= Daisuke Kitagawa =

Japanese-American reverend and activist

Daisuke Kitagawa (1910–1970) was a reverend and episcopal priest who was a leader in racial justice and social justice movements.

== Biography ==
On October 23, 1910, Kitagawa was born in Taihoku City, Japan which is currently known as Taipei, Taiwan.

In 1928 he went to one of Japan's leading schools of theology, St. Paul/Rikkyo university. One of his biggest mentors was the bishop of Kyoto, Shirley H. Nichols. He graduated in 1933 and proceeded to emigrate to the United States in 1937 and attended General Theological Seminary. He received the degree in 1940. He focused on his Episcopal studies and occasionally connected with the Japanese communities of New York city.

Kitagawa's ministry started in 1938 at St. Peters mission in Seattle. This was followed by him receiving his first assignment as a resident minister of the St. Paul's Church in Kent, Washington. He was a minister of the Japanese communities of the White River Valley, and built up his parish among the Buddhist majority.

=== Incarceration ===
On May 4, 1942, the reverend was sent to Pinedale detention center near Fresno, California. While here, he continued to lead ministry services for the Christians. In September 1942, the army shut down the detention center and sent the inmates to the Tule Lake concentration camp. Receiving threats for wanting fair treatment, Kitagawa grew tired and sought permanent reassignment, which was granted on October 31, 1943.

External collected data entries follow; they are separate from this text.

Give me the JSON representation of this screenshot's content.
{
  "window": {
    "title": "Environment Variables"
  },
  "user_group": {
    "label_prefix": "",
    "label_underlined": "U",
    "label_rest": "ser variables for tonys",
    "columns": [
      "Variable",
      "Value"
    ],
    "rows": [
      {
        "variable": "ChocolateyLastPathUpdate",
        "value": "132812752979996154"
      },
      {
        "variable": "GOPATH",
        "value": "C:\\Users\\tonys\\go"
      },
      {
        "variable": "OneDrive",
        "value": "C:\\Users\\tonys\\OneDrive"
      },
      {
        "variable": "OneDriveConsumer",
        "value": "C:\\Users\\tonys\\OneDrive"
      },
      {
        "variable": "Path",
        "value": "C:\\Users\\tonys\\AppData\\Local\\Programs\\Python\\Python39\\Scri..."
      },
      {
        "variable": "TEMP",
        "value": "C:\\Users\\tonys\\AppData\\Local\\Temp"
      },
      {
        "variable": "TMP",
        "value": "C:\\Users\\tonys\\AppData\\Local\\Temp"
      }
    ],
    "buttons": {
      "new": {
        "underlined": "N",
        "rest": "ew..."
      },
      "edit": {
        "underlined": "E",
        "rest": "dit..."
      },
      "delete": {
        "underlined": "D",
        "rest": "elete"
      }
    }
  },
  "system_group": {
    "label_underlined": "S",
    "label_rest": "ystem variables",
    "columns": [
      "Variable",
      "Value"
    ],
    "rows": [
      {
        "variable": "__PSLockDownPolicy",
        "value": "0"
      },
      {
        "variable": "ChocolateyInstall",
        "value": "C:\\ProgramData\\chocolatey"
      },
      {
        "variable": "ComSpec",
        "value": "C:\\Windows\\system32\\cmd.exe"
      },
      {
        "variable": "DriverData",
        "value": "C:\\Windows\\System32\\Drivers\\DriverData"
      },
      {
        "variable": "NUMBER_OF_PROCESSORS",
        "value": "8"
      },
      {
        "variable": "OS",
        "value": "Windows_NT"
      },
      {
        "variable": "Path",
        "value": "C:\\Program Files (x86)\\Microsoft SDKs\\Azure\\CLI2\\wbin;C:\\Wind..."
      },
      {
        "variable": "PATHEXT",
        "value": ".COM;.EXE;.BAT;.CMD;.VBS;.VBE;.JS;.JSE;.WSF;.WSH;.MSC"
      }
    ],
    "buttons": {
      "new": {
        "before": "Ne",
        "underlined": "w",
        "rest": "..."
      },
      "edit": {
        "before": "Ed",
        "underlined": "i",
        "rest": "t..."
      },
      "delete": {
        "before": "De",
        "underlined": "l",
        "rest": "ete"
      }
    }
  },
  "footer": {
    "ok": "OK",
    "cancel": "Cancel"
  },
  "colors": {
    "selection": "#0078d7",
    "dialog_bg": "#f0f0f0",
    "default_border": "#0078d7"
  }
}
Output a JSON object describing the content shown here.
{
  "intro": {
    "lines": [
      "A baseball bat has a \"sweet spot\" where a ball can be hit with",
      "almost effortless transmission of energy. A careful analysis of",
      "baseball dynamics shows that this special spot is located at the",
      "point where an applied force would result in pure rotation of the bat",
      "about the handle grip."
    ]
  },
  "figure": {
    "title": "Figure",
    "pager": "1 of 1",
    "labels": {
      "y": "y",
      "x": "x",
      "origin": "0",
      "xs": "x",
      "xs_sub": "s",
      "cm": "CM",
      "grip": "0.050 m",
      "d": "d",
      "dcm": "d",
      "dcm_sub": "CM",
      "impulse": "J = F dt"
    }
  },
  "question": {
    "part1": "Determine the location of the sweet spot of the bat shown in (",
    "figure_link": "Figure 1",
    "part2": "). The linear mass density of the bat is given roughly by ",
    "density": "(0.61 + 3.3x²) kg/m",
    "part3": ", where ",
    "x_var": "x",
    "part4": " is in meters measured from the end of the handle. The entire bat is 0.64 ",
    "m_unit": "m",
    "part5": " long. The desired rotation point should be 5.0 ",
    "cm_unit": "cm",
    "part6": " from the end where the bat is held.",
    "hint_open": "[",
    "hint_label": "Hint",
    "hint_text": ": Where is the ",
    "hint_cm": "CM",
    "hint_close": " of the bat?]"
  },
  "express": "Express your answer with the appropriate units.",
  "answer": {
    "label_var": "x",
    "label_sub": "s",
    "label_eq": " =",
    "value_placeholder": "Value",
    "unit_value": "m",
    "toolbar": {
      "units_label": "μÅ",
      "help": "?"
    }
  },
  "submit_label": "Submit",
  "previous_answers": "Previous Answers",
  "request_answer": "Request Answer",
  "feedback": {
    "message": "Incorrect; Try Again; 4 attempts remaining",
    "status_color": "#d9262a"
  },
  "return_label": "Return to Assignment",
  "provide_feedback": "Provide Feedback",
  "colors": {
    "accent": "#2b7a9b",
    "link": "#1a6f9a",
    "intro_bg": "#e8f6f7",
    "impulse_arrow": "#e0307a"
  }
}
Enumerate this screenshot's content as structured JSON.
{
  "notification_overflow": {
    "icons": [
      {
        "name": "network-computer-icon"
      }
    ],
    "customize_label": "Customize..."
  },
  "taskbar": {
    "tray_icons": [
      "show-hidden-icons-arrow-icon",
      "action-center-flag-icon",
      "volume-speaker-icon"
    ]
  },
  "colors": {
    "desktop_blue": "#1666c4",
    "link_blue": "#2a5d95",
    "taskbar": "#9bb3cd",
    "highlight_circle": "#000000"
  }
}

In these camps, he observed the camps "devastating" impact on the young Japanese, which created his lasting belief in the universal Church's agency in a vital gospel ministry of social and cultural healing. He was involved in analyzing racial issues around the world with black, white, and Asian races.

=== Minneapolis ===
Kitagawa went on to be named the Minister of a Japanese Christian Church in Minneapolis, MN. He rose to be an emerging leader in resettling Japanese Americans to the twin cities area. He spoke to local churches, schools, and community organizations in the area. He also took part in the St. Paul resettlement committee to open hostels for Japanese American Newcomers. In the postwar years, Kitagawa remained in Minneapolis to be an active voice in local affairs and an expert on race relations. Kitagawa even worked with the state government, authoring a report for Minnesota Governor Luther Youngdahl's Interracial Commission on Japanese American Resettlement in Minnesota.

=== Citizenship granted ===
On February 10, 1951, Senator Walter Judd of Minnesota made a private bill that would allow Kitagawa to become a U.S. citizen, despite ongoing restrictions against the naturalization of Japanese nationals.

=== Doctorate degree ===
In January 1952, the reverend enrolled in University of Chicago Divinity School as a doctorate student. He returned in August 1952 to Minneapolis to continue his work, but eventually returned to Chicago in 1954 and completed his doctorate degree in the same year.

=== World Council of Churches ===
Kitagawa served a number of roles in the World Council of Churches from 1956 onwards, including as Secretary of Racial and Ethnic Relations (1960-1962) and Secretary for Urban and Industrial Mission Program in the Division of World Mission and Evangelism (1968-his death in 1970).

==== International Christian Maritime Association ====
Kitagawa represented the WCC in the formation of the International Christian Maritime Association, promoting ecumenism and cooperation among Christian seafarers' ministries. He was actively involved in recruiting new members, and the steering and working committees that led to the organization's formation. He served as the secretary and treasurer from its foundation in 1969 until his unexpected death in 1970, but was unable to attend the first official conference in 1969 due to his failing health. While Kitagawa had not himself been directly involved in ministry to seafarers prior to his work founding ICMA, historian of maritime missiology Paul Mooney describes him as an insightful commenter on seafarers and their lives. He is quoted as supporting the provision of communication services to seafarers by their employers or governments, saying"economically and technologically we are all one world. The existing structure of the international community needs to adjust to this reality. [As] President Nixon talked to a man on the moon, there is no reason why a man on board a ship could not be in touch with his family.”

== Works ==

- Race Relations and Christian Mission (1964)
- The Pastor and the Race Issue (1965)
- Issei and Nisei: The internment years (1967)
- “Faith And Society”, in Lambeth Essays on Faith (1969)

== Death ==
He died on March 27, 1970, at the age of 59. Shocking many, his death was caused by an unexpected heart attack in Geneva, Switzerland. His body was brought back to be interred in Hackensack, New Jersey. He was survived by his son and wife, and his son John also became an episcopal priest.